I am not familiar with the internals of WEKA - so please correct me if you think that I am not righth.

When using a text as a "feature" than this text is transformed to a vector of binary values. Each value correponds to one concrete word. The length of the vector is equal to the size of the dictionary.

if your dictionary contains 4 worlds: LCD, VHS, HELLO, WORLD then for example a text HELLO LCD will be transformed to [1,0,1,0].

I do not know how WEKA builds it's dictionary, but I think it might go over all the words present in the examples. Unless the "L" is present in the dictionary (and therefor is present in the examples) than it's probability is logicaly 0. Actually it should not even be considered as a feature.

Actually you can not reason over the probabilities of the features - and you cannot add them together, I think there is no such a relationship between the features.

Question 2

Beware that in text mining, words (letters in your case) may be given weights different than their actual counts if you are using any sort of term weighting and normalization, e.g. tf.idf. In the case of tf.idf for example, characters counts are converted into a logarithmic scale, also characters that appear in every single instance may be penalized using idf normalization.
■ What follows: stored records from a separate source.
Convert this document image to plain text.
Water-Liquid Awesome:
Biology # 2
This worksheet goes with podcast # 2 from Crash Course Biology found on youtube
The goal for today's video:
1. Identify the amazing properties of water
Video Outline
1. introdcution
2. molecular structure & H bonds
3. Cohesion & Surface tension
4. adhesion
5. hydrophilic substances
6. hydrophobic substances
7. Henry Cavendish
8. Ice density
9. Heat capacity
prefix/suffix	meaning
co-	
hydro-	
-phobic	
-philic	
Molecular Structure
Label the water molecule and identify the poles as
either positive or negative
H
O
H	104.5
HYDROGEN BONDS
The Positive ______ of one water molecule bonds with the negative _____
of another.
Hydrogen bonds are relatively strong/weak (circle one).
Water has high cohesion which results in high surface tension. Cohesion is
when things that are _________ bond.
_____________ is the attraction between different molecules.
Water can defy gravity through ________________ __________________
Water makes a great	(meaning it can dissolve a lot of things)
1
I am not sure what options you are using to convert your data into Weka features, but you can see here that Weka has parameters to be set for such weighting and normalization options

http://weka.sourceforge.net/doc.dev/weka/filters/unsupervised/attribute/StringToWordVector.html

-T Transform the word frequencies into log(1+fij) where fij is the frequency of word i in jth document(instance).

-I Transform each word frequency into: fij*log(num of Documents/num of documents containing word i) where fij if frequency of word i in jth document(instance)

Question 3

I checked the weka documentation and I didn't see support for extracting letters as features. This implies the weka function may need a space or punctuation to delimit each feature from those adjacent. If so, then the search for "L", "C" and "D" would be interpreted as three separate one-letter-words and would explain why they were not found.

If you think this is it, you could try splitting the text into single characters delimited by \n or space, prior to ingestion.